Showcasing Talent

At the end of each fall and spring semester Penn State Altoona holds the Student Showcase, an event that gives students an opportunity to present their work to the local business community and the public. At the December Showcase Judges for the Pechter Business Plan Competition named five student groups who will be given the opportunity to work on their projects this semester. The final winner will be named at the Spring Showcase, to be held April 28, 2017, at the Devorris Downtown Center, with demonstrations at the Force Advanced Technology Center, Ivyside Campus.

For December’s Showcase a number of student projects featured solar energy. Here’s just a sample:

Did you ever find three things in your fridge and have to figure out how to make them into dinner? Sometimes the idea for a student project begins the same way: having the materials before knowing how to put them to good use. Senior EMET students Jeffrey Frank and Daniel Stewart had the good fortune to have access to some solar panels and needed to create a senior project with them. The answer: “Right now there is no renewable energy on campus,” Frank says, so the project goal was find a way to use some of those solar panels to change that.

In phase 1 of the project Frank and Stewart devised a tracking system so that the panels could follow the sun throughout the day (see poster). Locating the best place for the system was not easy. While the beauty of the Penn State Altoona campus lies in its mature trees, the environment is not conducive for solar panels that need to be directly exposed to the sun. Frank says, “The panels need to face true south so the only place we found was the north end of the Hawthorn parking lot.”

The panels had been manufactured for use in space at low orbit and cannot function in humidity so another part of the project was designing a sealed housing system for the panels. In phase 2, they will be installed in aluminum tubes inside concrete casings. As with other solar projects, any extra energy will be stored in batteries for later use.
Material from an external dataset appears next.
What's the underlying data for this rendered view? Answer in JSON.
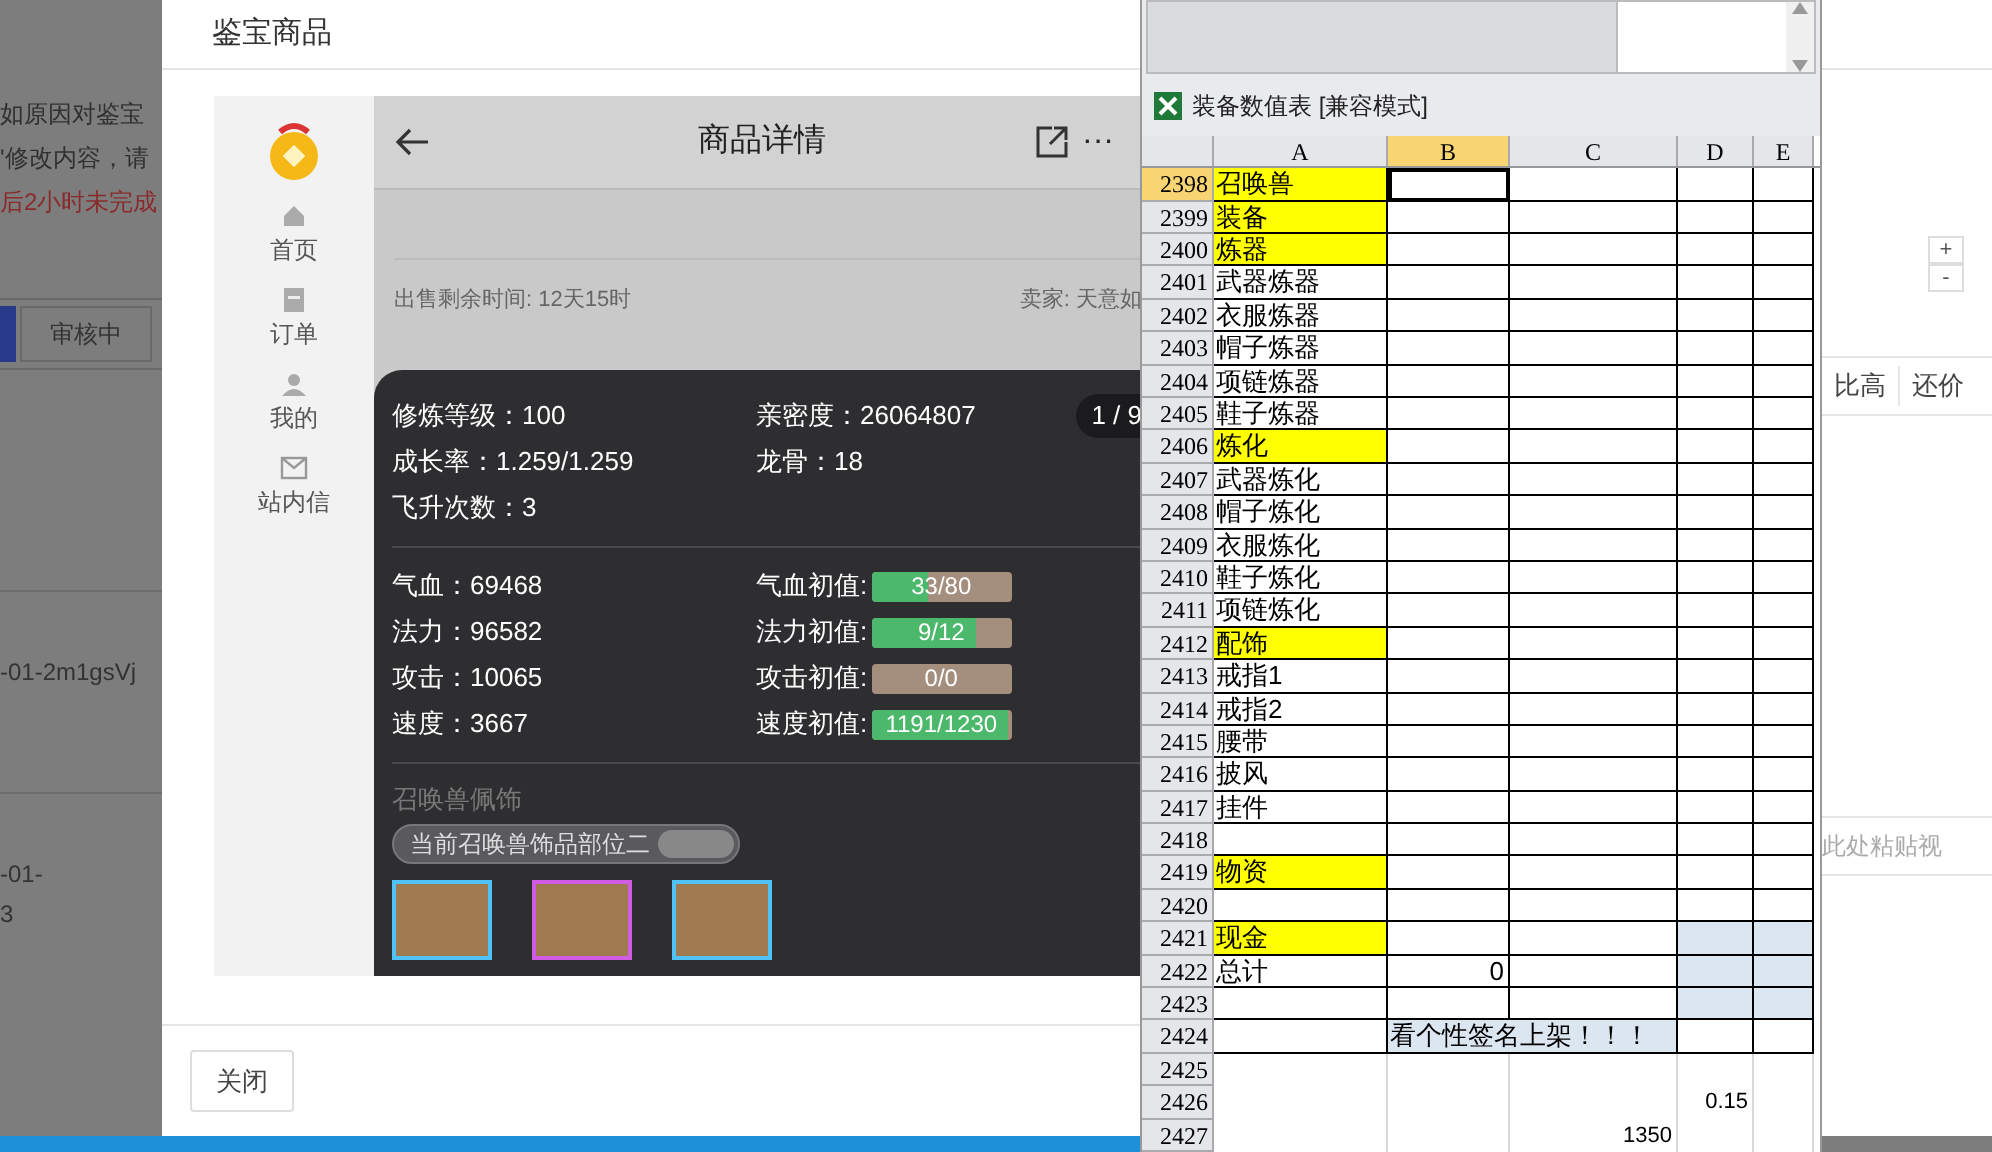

In the twenty-first-century world, having access to a power source no matter where you are is almost obligatory. So what can a person do when not near an electrical outlet? Two electro-mechanical engineering technology (EMET) students, Robert Frank and Alex Steve, came up with a two-prong solution to that problem as their senior capstone project at Penn State Altoona: wind and sun.

The “Duel Utility Power Mechanism” was built to both harvest energy and store it. A turbine is used for wind and two solar panels for the sun; they can be operated simultaneously, says Frank. Two 12V batteries store any excess energy for later use. The entire unit weighs less than 300 pounds and can fit on the back of a pickup truck, which would be really convenient, for example, when researchers are out in the field and need a power source for a camera or other instruments.